Criches. Now she came along, with her head held up, balancing an

enormous flat hat of pale yellow velvet, on which were streaks of

ostrich feathers, natural and grey. She drifted forward as if scarcely

conscious, her long blanched face lifted up, not to see the world. She

was rich. She wore a dress of silky, frail velvet, of pale yellow

colour, and she carried a lot of small rose-coloured cyclamens. Her

shoes and stockings were of brownish grey, like the feathers on her

hat, her hair was heavy, she drifted along with a peculiar fixity of

the hips, a strange unwilling motion. She was impressive, in her lovely

pale-yellow and brownish-rose, yet macabre, something repulsive. People

were silent when she passed, impressed, roused, wanting to jeer, yet

for some reason silenced. Her long, pale face, that she carried lifted

up, somewhat in the Rossetti fashion, seemed almost drugged, as if a

strange mass of thoughts coiled in the darkness within her, and she was

never allowed to escape.

Ursula watched her with fascination. She knew her a little. She was the

most remarkable woman in the Midlands. Her father was a Derbyshire

Baronet of the old school, she was a woman of the new school, full of

intellectuality, and heavy, nerve-worn with consciousness. She was

passionately interested in reform, her soul was given up to the public

cause. But she was a man's woman, it was the manly world that held her.

She had various intimacies of mind and soul with various men of

capacity. Ursula knew, among these men, only Rupert Birkin, who was one

of the school-inspectors of the county. But Gudrun had met others, in

London. Moving with her artist friends in different kinds of society,

Gudrun had already come to know a good many people of repute and

standing. She had met Hermione twice, but they did not take to each

other. It would be queer to meet again down here in the Midlands, where

their social standing was so diverse, after they had known each other

on terms of equality in the houses of sundry acquaintances in town. For

Gudrun had been a social success, and had her friends among the slack

aristocracy that keeps touch with the arts.

Hermione knew herself to be well-dressed; she knew herself to be the

social equal, if not far the superior, of anyone she was likely to meet

in Willey Green. She knew she was accepted in the world of culture and

of intellect. She was a KULTURTRAGER, a medium for the culture of

ideas.
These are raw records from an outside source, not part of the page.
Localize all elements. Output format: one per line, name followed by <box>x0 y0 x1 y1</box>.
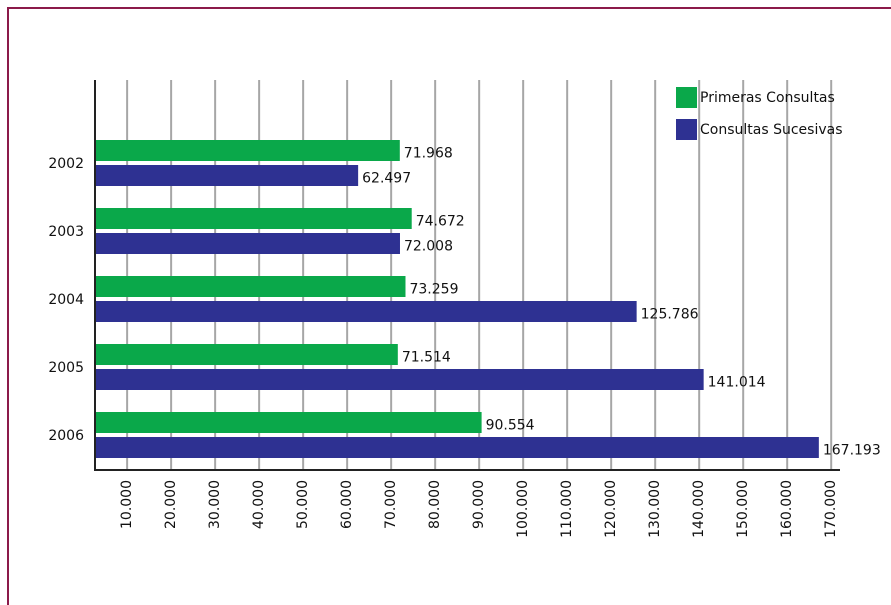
value-label: 141.014 <box>708 375 766 391</box>
legend-label: Primeras Consultas <box>700 90 835 106</box>
x-tick-label: 30.000 <box>207 480 223 529</box>
legend-label: Consultas Sucesivas <box>700 122 843 138</box>
value-label: 62.497 <box>362 171 411 187</box>
value-label: 71.514 <box>402 350 451 366</box>
legend-swatch <box>676 119 697 140</box>
value-label: 74.672 <box>416 214 465 230</box>
value-label: 71.968 <box>404 146 453 162</box>
x-tick-label: 160.000 <box>779 480 795 538</box>
x-tick-label: 110.000 <box>559 480 575 538</box>
x-tick-label: 10.000 <box>119 480 135 529</box>
axes: 10.000 20.000 30.000 40.000 50.000 60.000 70.0… <box>48 80 843 538</box>
x-tick-label: 90.000 <box>471 480 487 529</box>
bar <box>95 412 482 433</box>
bar <box>95 233 400 254</box>
bar <box>95 437 819 458</box>
bar <box>95 165 359 186</box>
bar <box>95 140 400 161</box>
bar <box>95 344 398 365</box>
value-label: 125.786 <box>641 307 699 323</box>
x-tick-label: 60.000 <box>339 480 355 529</box>
legend-swatch <box>676 87 697 108</box>
y-tick-label: 2004 <box>48 292 84 308</box>
x-tick-label: 50.000 <box>295 480 311 529</box>
x-tick-label: 20.000 <box>163 480 179 529</box>
value-label: 72.008 <box>404 239 453 255</box>
grid <box>126 80 833 470</box>
x-tick-label: 80.000 <box>427 480 443 529</box>
value-label: 90.554 <box>486 418 535 434</box>
frame <box>7 7 891 605</box>
y-tick-label: 2002 <box>48 156 84 172</box>
x-tick-label: 70.000 <box>383 480 399 529</box>
value-label: 167.193 <box>823 443 881 459</box>
y-tick-label: 2006 <box>48 428 84 444</box>
y-tick-label: 2005 <box>48 360 84 376</box>
bar <box>95 276 406 297</box>
x-tick-label: 140.000 <box>691 480 707 538</box>
y-tick-label: 2003 <box>48 224 84 240</box>
value-label: 73.259 <box>409 282 458 298</box>
bars: 71.968 62.497 74.672 72.008 73.259 125.786 71.… <box>95 140 881 459</box>
x-tick-label: 100.000 <box>515 480 531 538</box>
x-tick-label: 130.000 <box>647 480 663 538</box>
bar <box>95 369 704 390</box>
bar <box>95 301 637 322</box>
x-tick-label: 150.000 <box>735 480 751 538</box>
bar <box>95 208 412 229</box>
x-tick-label: 40.000 <box>251 480 267 529</box>
x-tick-label: 170.000 <box>823 480 839 538</box>
x-tick-label: 120.000 <box>603 480 619 538</box>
With all that was highest, whether in society or in thought or

in public action, or even in art, she was at one, she moved among the

foremost, at home with them. No one could put her down, no one could

make mock of her, because she stood among the first, and those that

were against her were below her, either in rank, or in wealth, or in

high association of thought and progress and understanding. So, she was

invulnerable. All her life, she had sought to make herself

invulnerable, unassailable, beyond reach of the world's judgment.